Alice Freeman Palmer, born in 1855, was the first woman to head a nationally known college.
She was raised on a farm in New York but aspired to get an education. Her parents agreed to let her after she said she would help pay for the education of her younger siblings as well. She started attending the University of Michigan in 1872. It was in 1881, at the age of 26, that she became the president of Wellesley College.
She also co-founded the American Association of University Women and served as its president for two terms.
In 1892, she also became the first dean of the women’s department at the University of Chicago, where she was able to double the number of women enrolled during her tenure.5
After her death, her husband donated $35,000 to the University of Michigan to establish the Alice Freeman Palmer Professorship. It was intended to be given to a woman so they would enjoy the same pay as any male member of the faculty. Her husband refused a request from regents to appoint a man to the position instead and the chair wasn’t filled until 1957 by a woman.6
Lucy Wheelock was an educator born in 1857 who founded her own college and was a pioneer of early childhood education.

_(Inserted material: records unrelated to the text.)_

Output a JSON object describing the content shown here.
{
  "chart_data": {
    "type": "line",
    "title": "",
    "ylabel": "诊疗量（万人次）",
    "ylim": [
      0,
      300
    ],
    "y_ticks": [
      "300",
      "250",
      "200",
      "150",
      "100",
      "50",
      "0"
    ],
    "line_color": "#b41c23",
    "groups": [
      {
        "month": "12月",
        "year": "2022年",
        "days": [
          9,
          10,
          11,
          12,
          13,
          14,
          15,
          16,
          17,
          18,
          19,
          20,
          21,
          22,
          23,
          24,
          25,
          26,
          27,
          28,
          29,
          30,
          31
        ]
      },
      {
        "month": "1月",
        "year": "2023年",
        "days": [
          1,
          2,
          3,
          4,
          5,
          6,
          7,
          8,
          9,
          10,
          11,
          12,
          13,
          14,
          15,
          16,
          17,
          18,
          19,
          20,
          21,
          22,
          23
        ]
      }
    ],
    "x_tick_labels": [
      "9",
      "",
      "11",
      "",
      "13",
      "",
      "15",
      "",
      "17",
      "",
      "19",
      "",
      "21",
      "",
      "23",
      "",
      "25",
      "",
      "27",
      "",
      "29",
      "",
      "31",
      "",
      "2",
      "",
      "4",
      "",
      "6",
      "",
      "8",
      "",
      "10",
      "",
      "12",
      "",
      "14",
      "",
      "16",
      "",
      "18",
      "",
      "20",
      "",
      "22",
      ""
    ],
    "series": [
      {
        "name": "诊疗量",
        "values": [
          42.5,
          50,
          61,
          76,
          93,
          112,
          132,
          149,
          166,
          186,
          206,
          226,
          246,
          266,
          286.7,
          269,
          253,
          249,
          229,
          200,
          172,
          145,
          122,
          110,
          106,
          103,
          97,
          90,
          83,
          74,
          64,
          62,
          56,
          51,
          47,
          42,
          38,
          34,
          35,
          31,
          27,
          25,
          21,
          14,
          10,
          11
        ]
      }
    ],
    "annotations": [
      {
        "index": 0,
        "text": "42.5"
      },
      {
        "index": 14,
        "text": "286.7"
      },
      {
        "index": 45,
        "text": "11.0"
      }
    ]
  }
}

She initially wanted to attend college, but her career path shifted after a visit to a kindergarten classroom that inspired her to become a “kindergartener,” as kindergarten teachers were referred to at the time.
She taught kindergarten for 10 years at the Chauncy-Hall School in Boston, while advocating for the concept of kindergarten we know today. Invented by German educator Friedrich Froebeul, the system of learning was centered around the idea of play.
During her career, she also served as the president of the International Kindergarten Union, and she created the Wheelock College in Boston, an early educator training school that is now known as BU Wheelock.